Government officials just released some shocking news about China. They began stockpiling personal protective equipment (PPE) months before the COVID-19 outbreak.
This accusation comes from an analysis conducted by Dr. Tom McGinn, a Senior Health Advisor at the Department of Homeland Security (DHS), and Col. John T. Hoffman, a Senior Research Fellow at the Food Protection and Defense Institute (FPDI) – a U.S. Department of Homeland Security Center of Excellence at the University of Minnesota.
Hoffman also served in the U.S. Army and he specialized in anti-terrorism and developing ways to protect military supply chain systems from attacks.
McGinn and Hoffman never believed the story that the COVID-19 outbreak emerged from the Huanan Seafood Wholesale Market. And then they discovered that China began piling up PPE way before China notified the World Health Organization (WHO) about the outbreak on Dec. 31, 2019.

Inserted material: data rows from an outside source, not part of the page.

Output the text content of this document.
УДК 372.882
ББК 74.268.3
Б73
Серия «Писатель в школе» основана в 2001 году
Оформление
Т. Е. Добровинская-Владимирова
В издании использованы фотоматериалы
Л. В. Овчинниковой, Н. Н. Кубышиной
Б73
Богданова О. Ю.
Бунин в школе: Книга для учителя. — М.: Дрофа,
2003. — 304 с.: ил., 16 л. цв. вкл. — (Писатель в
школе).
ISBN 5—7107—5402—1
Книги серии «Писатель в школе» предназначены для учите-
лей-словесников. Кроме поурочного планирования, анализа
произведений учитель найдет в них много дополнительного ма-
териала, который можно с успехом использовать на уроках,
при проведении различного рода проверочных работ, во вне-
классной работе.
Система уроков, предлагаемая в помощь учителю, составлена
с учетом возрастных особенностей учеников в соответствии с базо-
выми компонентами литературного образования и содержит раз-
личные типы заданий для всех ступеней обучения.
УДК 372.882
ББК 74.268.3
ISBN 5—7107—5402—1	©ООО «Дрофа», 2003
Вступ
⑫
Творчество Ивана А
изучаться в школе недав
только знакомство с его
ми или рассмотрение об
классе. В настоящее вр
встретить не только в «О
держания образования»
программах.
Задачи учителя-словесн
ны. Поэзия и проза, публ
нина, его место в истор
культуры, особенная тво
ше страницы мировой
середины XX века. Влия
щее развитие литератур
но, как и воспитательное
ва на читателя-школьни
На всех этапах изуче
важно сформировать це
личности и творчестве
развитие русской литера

“You can go and look about three years back at import data,” Hoffman told the Telegraph. “This is not the normal up and down that occurs.”
David Asher is a former State Department official who investigated nuclear biological and chemical weapons proliferation and development issues. He revealed that the Chinese government was snatching up PPE supplies.
Asher told the Telegraph, “It was a persistent uptick [of Chinese purchasing]. And it was significant enough that my colleagues at DHS heard about it from American companies that manufacture PPE, and most importantly from U.S. hospitals reporting they weren’t able to get the normal supply of masks, gloves, gowns, and goggles.”
The report noted that China is the biggest manufacturer of PPE in the world, and their government started “severely restricting” the export of medical gowns and masks months before the COVID-19 outbreak.
If this report is accurate, the COVID-19 outbreak likely came from the Wuhan Institute of Virology lab rather than the wet market narrative.